Production
Why most AI projects fail.
95% of enterprise AI projects never reach production. The reasons are predictable, and they are about engineering, not the model.
The 90% problem
A working demo is roughly 10% of an AI product. The remaining 90% is the gap between “works in this notebook” and “works in production for every user, every input, every day.” Demos show the cherry-picked case. Production sees every weird input. The fix is not a smarter model. It is engineering discipline.
The three structural reasons
- No evals.The team never defined what “good” looks like. Without an eval set, every change is blind. Every regression slips through. Every tuning attempt is superstition.
- Cost surprises.An agent runs in a loop, calls tools 12 times, burns €40 on one user. Multiplied across users, that’s a margin disaster. Most teams discover this at scale, not before launch.
- No traces.When a user reports a bad output, the team has no way to reconstruct what happened. Without observability, you can’t debug. You can’t debug, you can’t improve.
The production triad
Three things every serious AI team has, and every failing AI team lacks. If a team you fund cannot show you all three, they are building a demo, not a product.
1. Eval. Define it.
A golden dataset of inputs and expected outputs. Test cases that catch regressions. LLM-as-judge with audit on hard cases. Without evals, every change is a guess.
The discipline: you cannot ship a feature whose definition of “working” you have not written down. For an LLM-driven feature, that means writing the eval set before the prompt.
2. Trace. See it.
Every agent run produces a trace: the prompts, tool calls, model responses, latencies, costs, errors. Tools that do this well in 2026: Langfuse, LangSmith, Helicone, Arize Phoenix, Weights & Biases Weave.
With traces, a bug report becomes diagnosable. Without them, you are guessing.
3. Loop. Improve it.
Build → eval → fix → ship. Then repeat with a tighter eval. This is the “AI engineering loop.” It looks like normal engineering with one extra step (the eval), and that step is what separates AI products that improve from AI products that drift.
The cost surprise pattern
A common shape: a chat product launches at €0.001 per conversation. Engineers add an agent loop that retrieves documents and reasons. Cost grows to €0.05 per conversation. Then someone suggests reasoning models. Cost grows to €0.30 per conversation. At one million conversations a day, you have built a product that loses €300,000 per day at the model cost alone.
Hallucination-aware UX
For Family 3 features, hallucination is not optional. It is the default. The product’s job is to make it safe.
Patterns that work:
- Citations as primary UX. Show the sources the model used. Let the user verify.
- Confidence-aware output.When the model is uncertain, the UI shows it. “This may be wrong” is a legitimate UX state.
- Human-in-the-loop on irreversible actions. An agent should not delete a customer record without confirmation. Ever.
- Refusal as a feature.When the model can’t answer well, “I don’t know” is the right answer. Reward the team for shipping refusal.
The seven-point production gate
Before any AI feature ships:
- The eval set exists, has at least 50 cases, and the feature passes a target threshold.

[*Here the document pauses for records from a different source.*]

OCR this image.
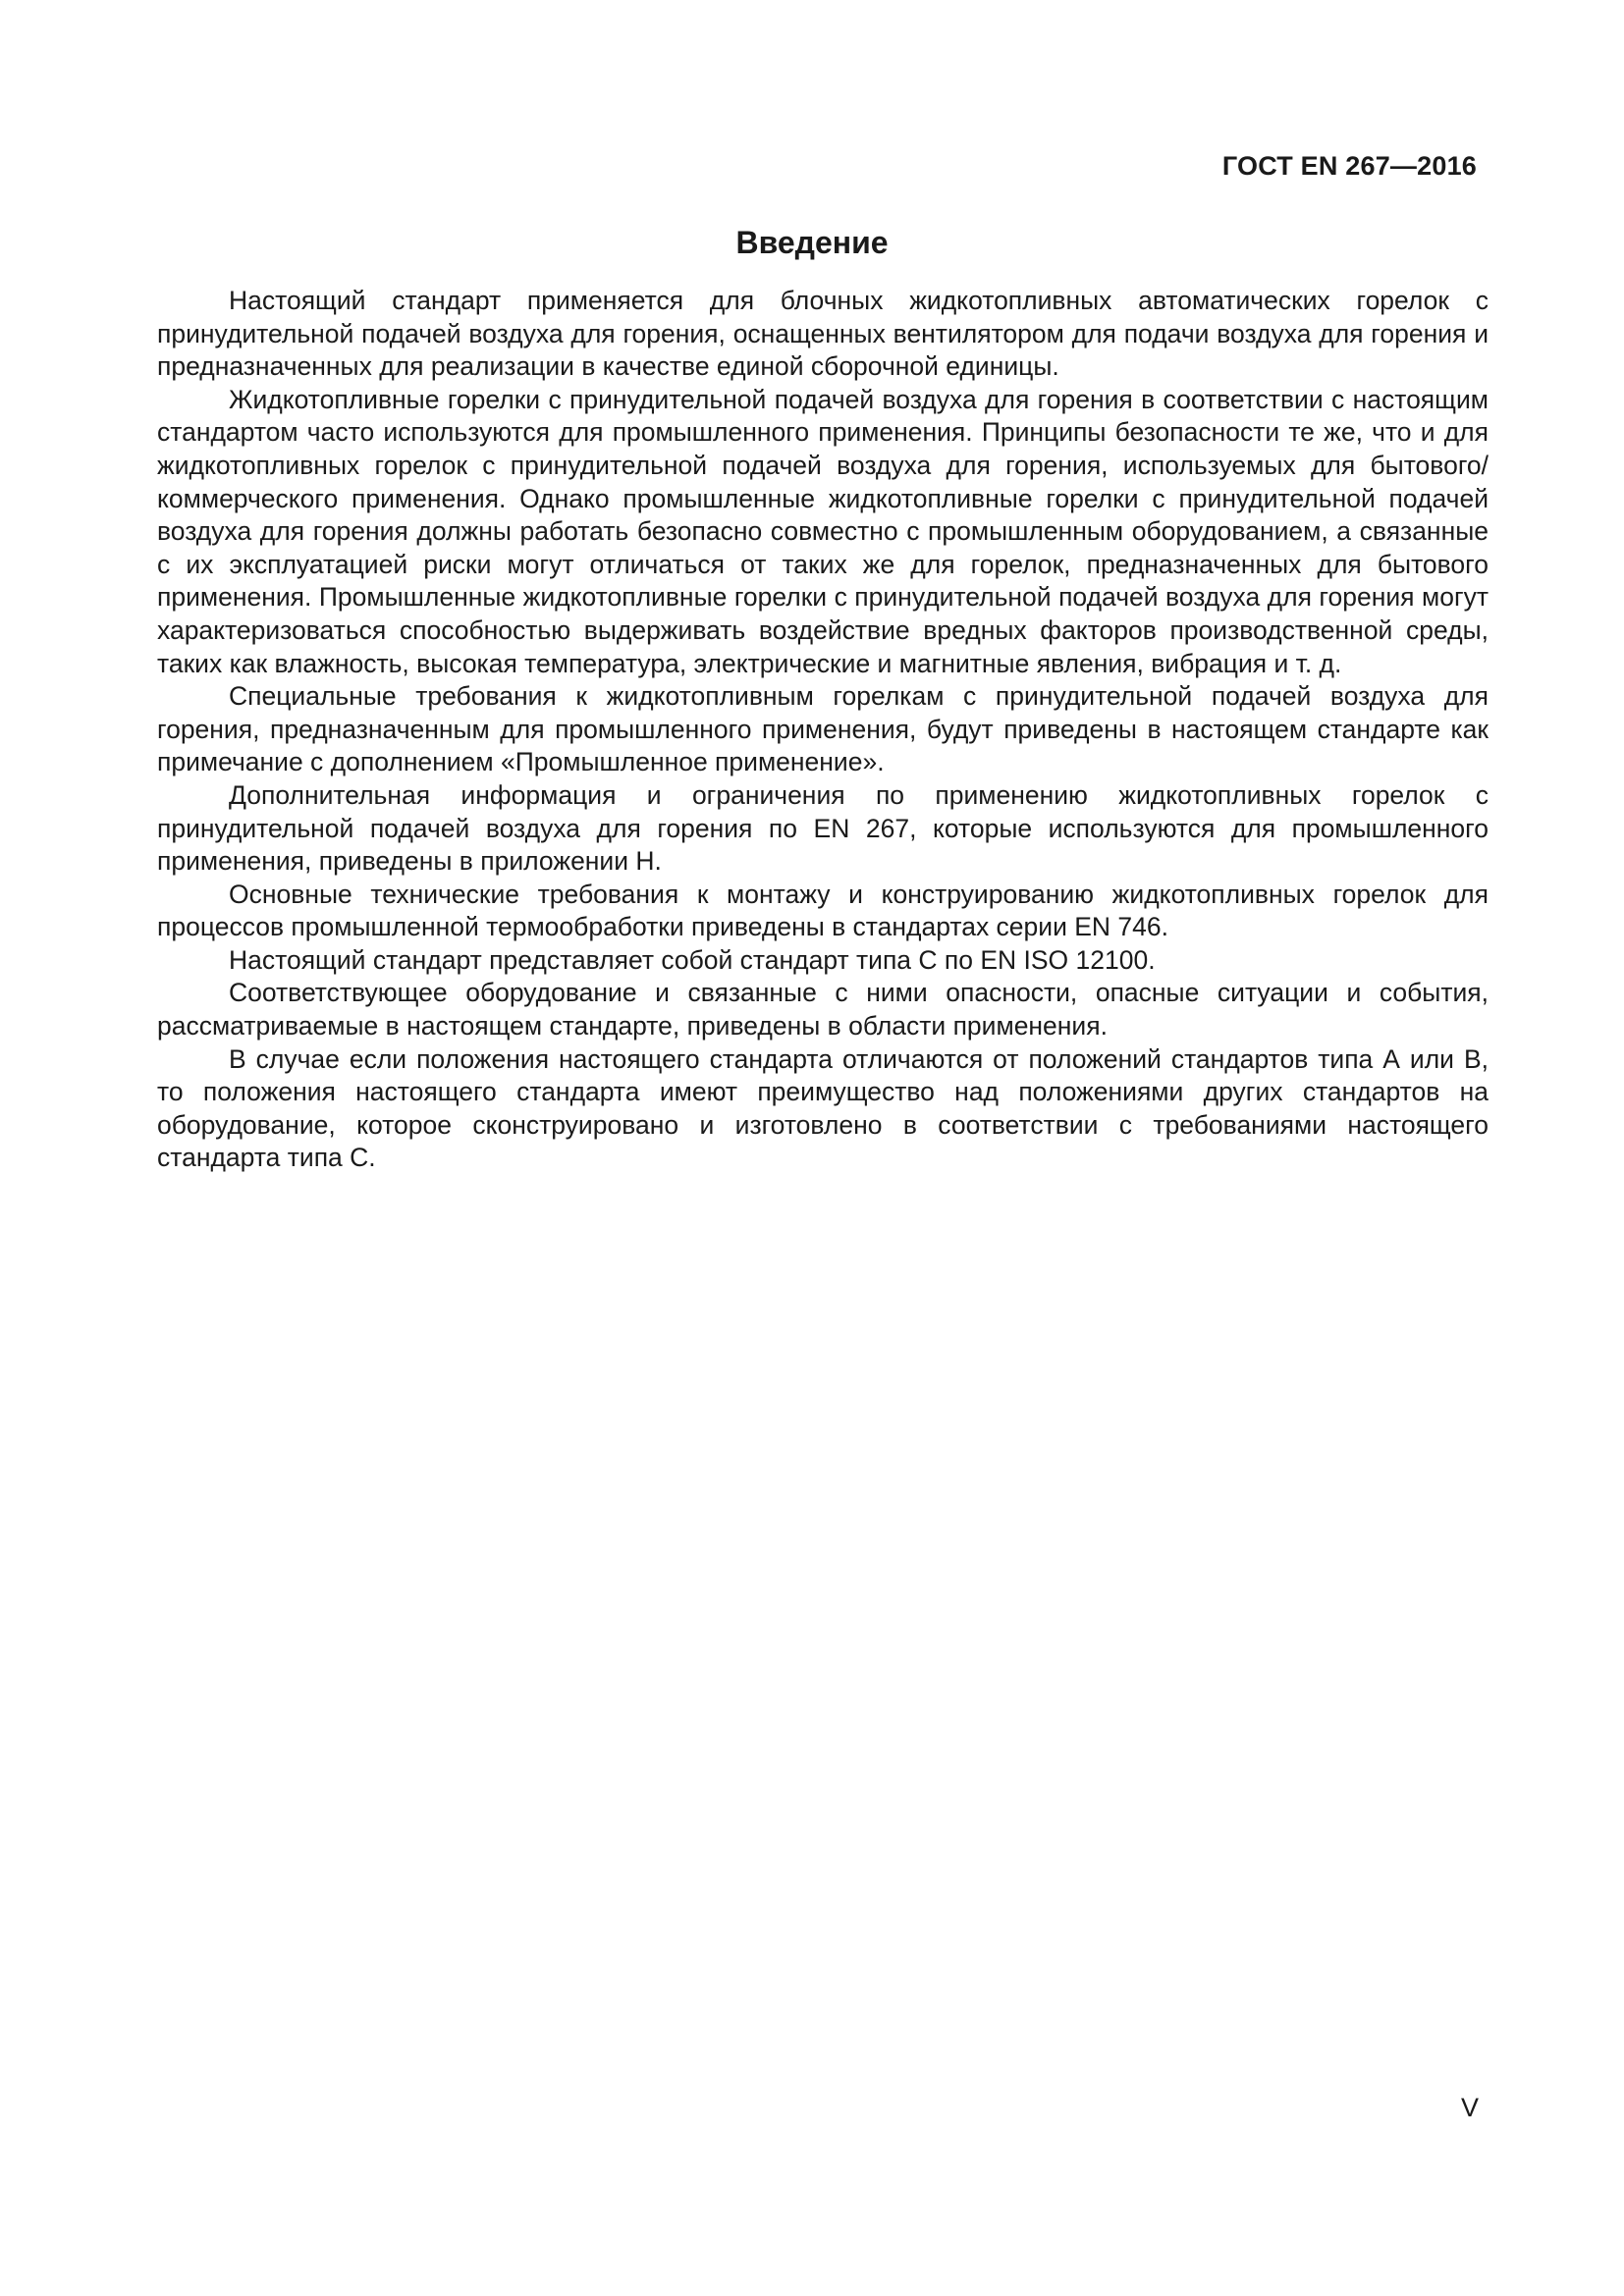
ГОСТ EN 267—2016
Введение

Настоящий стандарт применяется для блочных жидкотопливных автоматических горелок с принудительной подачей воздуха для горения, оснащенных вентилятором для подачи воздуха для горения и предназначенных для реализации в качестве единой сборочной единицы.

Жидкотопливные горелки с принудительной подачей воздуха для горения в соответствии с настоящим стандартом часто используются для промышленного применения. Принципы безопасности те же, что и для жидкотопливных горелок с принудительной подачей воздуха для горения, используемых для бытового/коммерческого применения. Однако промышленные жидкотопливные горелки с принудительной подачей воздуха для горения должны работать безопасно совместно с промышленным оборудованием, а связанные с их эксплуатацией риски могут отличаться от таких же для горелок, предназначенных для бытового применения. Промышленные жидкотопливные горелки с принудительной подачей воздуха для горения могут характеризоваться способностью выдерживать воздействие вредных факторов производственной среды, таких как влажность, высокая температура, электрические и магнитные явления, вибрация и т. д.

Специальные требования к жидкотопливным горелкам с принудительной подачей воздуха для горения, предназначенным для промышленного применения, будут приведены в настоящем стандарте как примечание с дополнением «Промышленное применение».

Дополнительная информация и ограничения по применению жидкотопливных горелок с принудительной подачей воздуха для горения по EN 267, которые используются для промышленного применения, приведены в приложении Н.

Основные технические требования к монтажу и конструированию жидкотопливных горелок для процессов промышленной термообработки приведены в стандартах серии EN 746.

Настоящий стандарт представляет собой стандарт типа С по EN ISO 12100.

Соответствующее оборудование и связанные с ними опасности, опасные ситуации и события, рассматриваемые в настоящем стандарте, приведены в области применения.

В случае если положения настоящего стандарта отличаются от положений стандартов типа А или В, то положения настоящего стандарта имеют преимущество над положениями других стандартов на оборудование, которое сконструировано и изготовлено в соответствии с требованиями настоящего стандарта типа С.

V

- Cost-per-task at 10× volume is projected and acceptable.
- P95 latency is measured under load and meets the budget.
- Tracing is wired end-to-end. A bug report can be reproduced from its trace.
- A red-team pass surfaced and patched the obvious prompt injection and jailbreak vectors.
- Hallucination-aware UX is implemented. Citations, confidence, refusal, human-in-the-loop on irreversible actions.
- A weekly eval re-run is scheduled. Drift is detected, not discovered.
Miss any one and the project joins the 95% that doesn’t ship.